The 2000 Milutin Milankovic Medal is awarded to Robert Sadourny for his exceptionally wide involvement to many facets of climate research, as his pioneer contribution in fundamental problems of atmospheric dynamics, his continuous help in developing space borne and field instrumentation and his leadership in atmosphere general circulation models.
Robert Sadourny started his career as an atmosphere modeller in the late sixties, by doing pioneering work on the use of icoahedral triangulation of the sphere for atmospheric general circulation modelling. This approach is being widely revived today in many research groups worldwide. Creating the atmospheric modelling group in France at the Laboratoire de Meteorologie Dynamique (LMD), Robert Sadourny was the first to recognise the importance of the conservation properties linked to potential vorticity dynamics in the modelling of geophysical flows, and use them in designing new finite difference algorithms which were quickly used operationally in several centres including the European Centre for Medium Range Forecasts.
In parallel to atmospheric large scale modelling, he developed and led the LMD team on nonlinear dynamics, who made a number of significant contributions to various aspects of two-dimensional and quasi-geostrophic turbulence.

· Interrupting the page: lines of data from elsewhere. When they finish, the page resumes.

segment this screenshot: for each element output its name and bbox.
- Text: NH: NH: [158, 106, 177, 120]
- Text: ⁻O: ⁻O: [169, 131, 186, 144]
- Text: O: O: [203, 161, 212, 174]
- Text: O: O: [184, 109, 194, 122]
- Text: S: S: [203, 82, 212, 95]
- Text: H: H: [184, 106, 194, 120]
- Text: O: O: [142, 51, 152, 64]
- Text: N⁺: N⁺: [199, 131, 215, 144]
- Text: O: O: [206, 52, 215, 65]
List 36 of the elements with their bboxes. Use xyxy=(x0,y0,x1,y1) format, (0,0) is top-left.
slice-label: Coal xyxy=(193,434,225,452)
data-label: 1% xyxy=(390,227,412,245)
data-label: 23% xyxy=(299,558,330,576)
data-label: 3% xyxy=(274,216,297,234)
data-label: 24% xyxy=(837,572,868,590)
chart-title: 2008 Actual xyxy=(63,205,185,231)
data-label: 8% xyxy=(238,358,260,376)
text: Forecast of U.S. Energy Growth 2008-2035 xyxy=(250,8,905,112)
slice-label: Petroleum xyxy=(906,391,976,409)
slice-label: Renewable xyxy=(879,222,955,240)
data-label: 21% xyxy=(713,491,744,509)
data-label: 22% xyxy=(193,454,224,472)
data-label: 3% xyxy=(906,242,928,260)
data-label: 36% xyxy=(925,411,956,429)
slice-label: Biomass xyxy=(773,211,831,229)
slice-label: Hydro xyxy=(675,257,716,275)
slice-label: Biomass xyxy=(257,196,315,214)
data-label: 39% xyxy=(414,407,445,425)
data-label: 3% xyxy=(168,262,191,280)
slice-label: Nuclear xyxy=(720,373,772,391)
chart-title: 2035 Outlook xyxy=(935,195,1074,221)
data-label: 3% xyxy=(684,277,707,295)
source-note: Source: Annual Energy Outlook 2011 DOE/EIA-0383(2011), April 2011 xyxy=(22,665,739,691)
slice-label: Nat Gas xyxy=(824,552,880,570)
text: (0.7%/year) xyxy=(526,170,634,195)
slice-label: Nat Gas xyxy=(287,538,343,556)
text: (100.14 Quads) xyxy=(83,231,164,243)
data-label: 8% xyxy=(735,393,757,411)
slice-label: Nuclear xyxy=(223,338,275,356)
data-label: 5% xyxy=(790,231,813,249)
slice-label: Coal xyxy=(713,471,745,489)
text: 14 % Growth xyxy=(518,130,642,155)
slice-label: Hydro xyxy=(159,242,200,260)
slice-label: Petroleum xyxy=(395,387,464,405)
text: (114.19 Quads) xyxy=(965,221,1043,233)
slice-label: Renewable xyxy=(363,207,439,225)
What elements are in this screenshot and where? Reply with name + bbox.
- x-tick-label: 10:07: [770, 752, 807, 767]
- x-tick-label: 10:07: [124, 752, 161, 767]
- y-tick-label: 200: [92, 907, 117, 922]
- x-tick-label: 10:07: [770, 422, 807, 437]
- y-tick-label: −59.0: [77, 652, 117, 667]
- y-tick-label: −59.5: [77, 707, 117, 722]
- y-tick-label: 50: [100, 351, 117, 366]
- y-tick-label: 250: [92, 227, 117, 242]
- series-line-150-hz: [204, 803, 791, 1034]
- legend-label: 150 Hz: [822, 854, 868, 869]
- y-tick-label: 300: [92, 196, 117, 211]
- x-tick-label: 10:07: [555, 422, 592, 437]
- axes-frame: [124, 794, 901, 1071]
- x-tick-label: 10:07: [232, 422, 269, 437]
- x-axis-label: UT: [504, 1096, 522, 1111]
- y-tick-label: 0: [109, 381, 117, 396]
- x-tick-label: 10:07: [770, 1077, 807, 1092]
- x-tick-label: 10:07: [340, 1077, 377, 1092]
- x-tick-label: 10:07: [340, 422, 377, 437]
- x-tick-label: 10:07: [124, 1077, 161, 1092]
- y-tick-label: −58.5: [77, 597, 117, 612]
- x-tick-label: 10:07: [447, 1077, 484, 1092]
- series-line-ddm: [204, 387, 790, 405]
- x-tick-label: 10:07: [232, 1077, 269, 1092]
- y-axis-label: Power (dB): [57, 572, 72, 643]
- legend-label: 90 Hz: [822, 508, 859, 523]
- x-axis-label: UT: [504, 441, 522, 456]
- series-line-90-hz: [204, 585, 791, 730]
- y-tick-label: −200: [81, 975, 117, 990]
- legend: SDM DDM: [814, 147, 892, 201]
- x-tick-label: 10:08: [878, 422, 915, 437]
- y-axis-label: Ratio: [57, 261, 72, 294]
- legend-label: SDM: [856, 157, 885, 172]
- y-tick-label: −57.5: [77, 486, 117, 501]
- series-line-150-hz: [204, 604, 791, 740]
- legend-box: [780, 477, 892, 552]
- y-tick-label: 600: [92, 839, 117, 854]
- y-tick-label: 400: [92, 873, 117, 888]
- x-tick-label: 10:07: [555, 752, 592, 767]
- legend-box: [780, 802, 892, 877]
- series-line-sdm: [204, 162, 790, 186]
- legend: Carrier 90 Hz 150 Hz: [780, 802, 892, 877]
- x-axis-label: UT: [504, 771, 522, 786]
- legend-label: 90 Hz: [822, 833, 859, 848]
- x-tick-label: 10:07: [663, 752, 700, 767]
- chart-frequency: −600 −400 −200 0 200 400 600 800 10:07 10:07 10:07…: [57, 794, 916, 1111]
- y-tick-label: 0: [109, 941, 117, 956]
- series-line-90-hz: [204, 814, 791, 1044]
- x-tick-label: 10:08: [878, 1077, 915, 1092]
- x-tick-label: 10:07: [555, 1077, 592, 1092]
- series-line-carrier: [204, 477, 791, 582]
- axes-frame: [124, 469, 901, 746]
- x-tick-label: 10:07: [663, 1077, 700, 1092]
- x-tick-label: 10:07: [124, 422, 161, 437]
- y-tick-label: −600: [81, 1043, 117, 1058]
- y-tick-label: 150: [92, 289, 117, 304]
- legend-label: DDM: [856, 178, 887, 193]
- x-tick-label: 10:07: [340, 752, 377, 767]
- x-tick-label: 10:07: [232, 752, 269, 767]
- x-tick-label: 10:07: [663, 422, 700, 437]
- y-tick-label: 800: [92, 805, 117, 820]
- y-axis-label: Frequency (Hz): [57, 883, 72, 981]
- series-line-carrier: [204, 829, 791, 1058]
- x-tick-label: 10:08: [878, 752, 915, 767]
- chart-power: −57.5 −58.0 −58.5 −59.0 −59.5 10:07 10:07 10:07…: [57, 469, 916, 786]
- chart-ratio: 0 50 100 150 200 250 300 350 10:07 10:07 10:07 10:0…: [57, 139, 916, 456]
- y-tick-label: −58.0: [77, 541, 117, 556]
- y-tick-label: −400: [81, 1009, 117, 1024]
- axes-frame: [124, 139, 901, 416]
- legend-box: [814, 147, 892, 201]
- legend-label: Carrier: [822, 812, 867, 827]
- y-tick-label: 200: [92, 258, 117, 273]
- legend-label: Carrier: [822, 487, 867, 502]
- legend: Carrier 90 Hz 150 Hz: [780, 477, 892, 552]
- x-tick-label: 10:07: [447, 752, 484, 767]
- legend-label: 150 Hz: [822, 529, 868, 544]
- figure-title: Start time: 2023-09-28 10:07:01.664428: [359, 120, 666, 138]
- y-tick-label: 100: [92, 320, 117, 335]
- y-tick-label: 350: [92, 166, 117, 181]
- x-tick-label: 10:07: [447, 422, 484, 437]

Another notable achievement was his derivation of an energy conserving parametrisation of sub-grid scale baroclinic eddies in quasigeostrophic or primitive equation models.
In the early eighties he led with coworkers several pioneering studies on transport processes in relation to the general circulation of the atmosphere, applied to water isotopes, to desert dust, or to inverting the water cycle for investigating the origin of precipitating water.
For three four-year terms he was Director of the Laboratoire de Meteorologie Dynamique, one of the leading French laboratories in the dynamics of atmosphere and climate. He used this leadership to help developing space borne instrumentations at LMD, and became Chairman of the Earth-Atmosphere-Ocean-Biosphere Scientific Steering Group of CNES, the French space agency.
In recent years his research has become more focused on climate dynamics and modelling, with the development of a general interface for coupling the atmosphere to the land or ocean, investigation of the sensitivity of climate to variations of the solar activity, El Nino dynamics and their interaction with the Asian monsoons. More recently, he has led the French component of the international INDOEX field experiment and conducted himself part of the measurement campaign. He is currently a member of the Scientific Council of the Indo-French Centre for Advanced Scientific Research.
Among other distinctions he has been awarded the Silver Medal of CNRS and the Alexandre Johannides Grand Prize of the French Academy of Sciences. He is a member of Academia Europaea.